There were many other irregularities, but I’ll stop here.

Third, I want to go onto a counterintelligence perspective on APA PENS process. In trying to understand this a couple years afterwards, I finally consulted with two retired intelligence operatives. David DeBatto served in the Sunni Triangle of Iraq as a team leader of the Elite Tactical Human Intelligence team. He tracked Saddam Hussein and the “55 Playing Card” Iraq leaders, and so on. In the course of his investigation of national security crimes both by American soldiers and by Iraqi insurgents, he interviewed hundreds of military psychologists, physicians and other health professionals.

DeBatto interpreted the PENS task force process as a typical legitimization process for a decision made at a higher level in the Department of Defense.
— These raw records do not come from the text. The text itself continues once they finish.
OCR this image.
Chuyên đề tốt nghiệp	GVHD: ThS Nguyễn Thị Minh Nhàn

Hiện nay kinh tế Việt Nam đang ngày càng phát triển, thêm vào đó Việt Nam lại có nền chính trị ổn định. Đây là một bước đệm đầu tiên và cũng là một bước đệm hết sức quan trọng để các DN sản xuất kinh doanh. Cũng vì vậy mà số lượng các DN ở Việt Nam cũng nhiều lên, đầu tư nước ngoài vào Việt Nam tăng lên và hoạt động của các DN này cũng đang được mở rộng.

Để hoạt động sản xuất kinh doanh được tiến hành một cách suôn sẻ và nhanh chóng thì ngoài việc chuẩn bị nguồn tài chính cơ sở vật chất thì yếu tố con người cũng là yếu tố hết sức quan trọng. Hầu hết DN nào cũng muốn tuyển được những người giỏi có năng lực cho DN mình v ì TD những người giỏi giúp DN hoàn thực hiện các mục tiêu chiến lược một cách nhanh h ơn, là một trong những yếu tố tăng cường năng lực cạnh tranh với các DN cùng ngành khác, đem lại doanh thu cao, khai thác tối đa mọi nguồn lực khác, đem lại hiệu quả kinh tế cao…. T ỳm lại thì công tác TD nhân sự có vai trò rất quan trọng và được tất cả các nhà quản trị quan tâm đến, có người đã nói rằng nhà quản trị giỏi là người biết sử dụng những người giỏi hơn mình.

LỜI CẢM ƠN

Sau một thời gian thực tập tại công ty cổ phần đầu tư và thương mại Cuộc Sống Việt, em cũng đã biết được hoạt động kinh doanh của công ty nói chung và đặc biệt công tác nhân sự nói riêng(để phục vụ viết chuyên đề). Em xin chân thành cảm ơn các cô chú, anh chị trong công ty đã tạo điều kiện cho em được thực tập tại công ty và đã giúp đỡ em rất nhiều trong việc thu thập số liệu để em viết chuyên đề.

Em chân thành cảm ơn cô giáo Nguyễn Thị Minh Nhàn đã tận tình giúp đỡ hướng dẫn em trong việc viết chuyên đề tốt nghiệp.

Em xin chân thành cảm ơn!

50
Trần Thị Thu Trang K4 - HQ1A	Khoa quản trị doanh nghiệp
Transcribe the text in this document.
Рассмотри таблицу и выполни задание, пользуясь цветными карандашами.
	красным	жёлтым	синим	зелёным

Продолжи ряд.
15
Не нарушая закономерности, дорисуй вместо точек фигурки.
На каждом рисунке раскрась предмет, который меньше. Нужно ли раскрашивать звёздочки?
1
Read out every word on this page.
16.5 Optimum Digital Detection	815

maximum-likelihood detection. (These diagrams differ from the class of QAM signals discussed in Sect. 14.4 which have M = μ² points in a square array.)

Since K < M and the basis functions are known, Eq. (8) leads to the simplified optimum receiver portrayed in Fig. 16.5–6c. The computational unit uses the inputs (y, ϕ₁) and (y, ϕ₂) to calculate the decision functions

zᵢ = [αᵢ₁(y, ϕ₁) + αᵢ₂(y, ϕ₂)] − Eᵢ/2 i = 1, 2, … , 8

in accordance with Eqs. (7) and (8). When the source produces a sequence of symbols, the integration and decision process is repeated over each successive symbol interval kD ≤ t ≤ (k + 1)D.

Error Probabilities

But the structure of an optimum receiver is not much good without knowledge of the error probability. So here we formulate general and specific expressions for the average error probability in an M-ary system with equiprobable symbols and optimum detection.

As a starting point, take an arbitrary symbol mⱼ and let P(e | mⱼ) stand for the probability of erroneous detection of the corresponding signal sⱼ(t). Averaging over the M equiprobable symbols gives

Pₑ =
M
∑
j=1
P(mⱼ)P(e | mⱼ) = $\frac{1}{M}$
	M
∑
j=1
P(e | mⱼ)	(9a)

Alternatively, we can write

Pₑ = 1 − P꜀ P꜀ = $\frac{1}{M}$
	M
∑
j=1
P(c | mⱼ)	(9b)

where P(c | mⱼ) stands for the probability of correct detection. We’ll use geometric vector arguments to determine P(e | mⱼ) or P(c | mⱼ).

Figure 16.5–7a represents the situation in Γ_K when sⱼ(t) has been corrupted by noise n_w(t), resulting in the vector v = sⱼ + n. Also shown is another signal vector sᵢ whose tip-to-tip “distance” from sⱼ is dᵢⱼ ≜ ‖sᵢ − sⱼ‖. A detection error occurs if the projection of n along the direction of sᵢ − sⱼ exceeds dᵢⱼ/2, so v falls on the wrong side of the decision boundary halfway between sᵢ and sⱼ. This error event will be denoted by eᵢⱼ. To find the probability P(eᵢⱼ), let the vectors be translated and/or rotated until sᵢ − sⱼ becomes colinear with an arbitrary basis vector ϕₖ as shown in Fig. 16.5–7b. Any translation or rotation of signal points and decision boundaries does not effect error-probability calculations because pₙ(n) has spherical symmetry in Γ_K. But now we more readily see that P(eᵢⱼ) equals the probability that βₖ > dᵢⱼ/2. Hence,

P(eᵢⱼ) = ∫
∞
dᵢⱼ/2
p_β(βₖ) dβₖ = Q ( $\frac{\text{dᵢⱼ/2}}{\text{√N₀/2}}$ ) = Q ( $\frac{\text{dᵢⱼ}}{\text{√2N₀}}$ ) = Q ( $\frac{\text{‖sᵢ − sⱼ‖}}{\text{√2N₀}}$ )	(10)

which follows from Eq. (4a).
Because of the hierarchical structure of the DOD, he said, it was absolutely impossible that the six DOD members of the task force participated as individuals bringing their expertise and judgment to the policy issues at hand for [inaudible]. He said that they were certainly there as representatives of the decision maker. And because the decision maker’s decision had to be sustained, had to prevail, a quorum of DOD members was necessary, rather than just one or two to express DOD concerns.

The presence of the APA Science Policy observers, DeBatto said, was a standard intimidation tactic to insure the DOD task force members stayed in line. As funding lobbyists and recipients, they were strictly beholden to DOD interests. In effect, they outranked the DOD task force members because of their high-level connections.

The reason for the several task force observers, instead of just one intern in the corner with a notepad, DeBatto said, would be to represent the perspectives of various agencies to the decision maker, so as to broadly legitimize the prior decision — again, a very standard scenario that counterintelligence operatives know about.

DeBatto’s interpretation so startled me, I checked it out with a former counterintelligence officer whom I know well: Lawrence Rockwood. And he gave the same interpretation as a snap, as though it were entirely obvious. My interviews with these two people, hour-long telephone interviews, are in that binder, which I will put in the Division 48 PsySR Hospitality Suite in the Marriott, I believe.

And I’m going to conclude with excerpts from a two-minute address from David DeBatto to this audience. Some of you have a transcript. It’s the marked lines. And if you don’t, please look on somebody else’s. I hope this is intelligible.

DAVID DeBATTO: [recording] My name is David DeBatto, and I am a retired U.S. Army counterintelligence special agent. During my time in Iraq, I conducted and/or supervised literally hundreds, if not more than a thousand, interrogations with Iraqi detainees and prisoners of various sorts. During that time, I had the ability or the experience of interacting with various members of the Army medical community, including MDs, as well as psychologists and psychiatrists and ancillary healthcare professionals in lower enlisted ranks.

My interpretations of the PENS Task Force and DOD members being in on the meetings and representing positions of high-level government decision makers is very clear. They were there, in my opinion, basically to observe, to spy, if you will, and to report back to the DOD. This goes way, way up in the Department of Defense, in my professional opinion, probably as high as a deputy secretary, and beyond that it definitely has the ear of the secretary of defense. So anyone that would be sitting in on one of your meetings, whether or not they say that they are there in really any capacity representing the Department of Defense, are there really to listen in, to take notes, to observe and to report back to high-level staff at the Department of Defense. Make no mistake about it. That’s what’s going on.

DR. JEAN MARIA ARRIGO: OK. Thank you for your attention, and I want to say that probably many people have been pressured in all of this, and I’m sorry for all of that.

AMY GOODMAN: That was Dr. Jean Maria Arrigo in a stunning speech she gave before the American Psychological Association members in a special track around the issue of psychologist involvement in coercive interrogations. She was a former member of the PENS Task Force.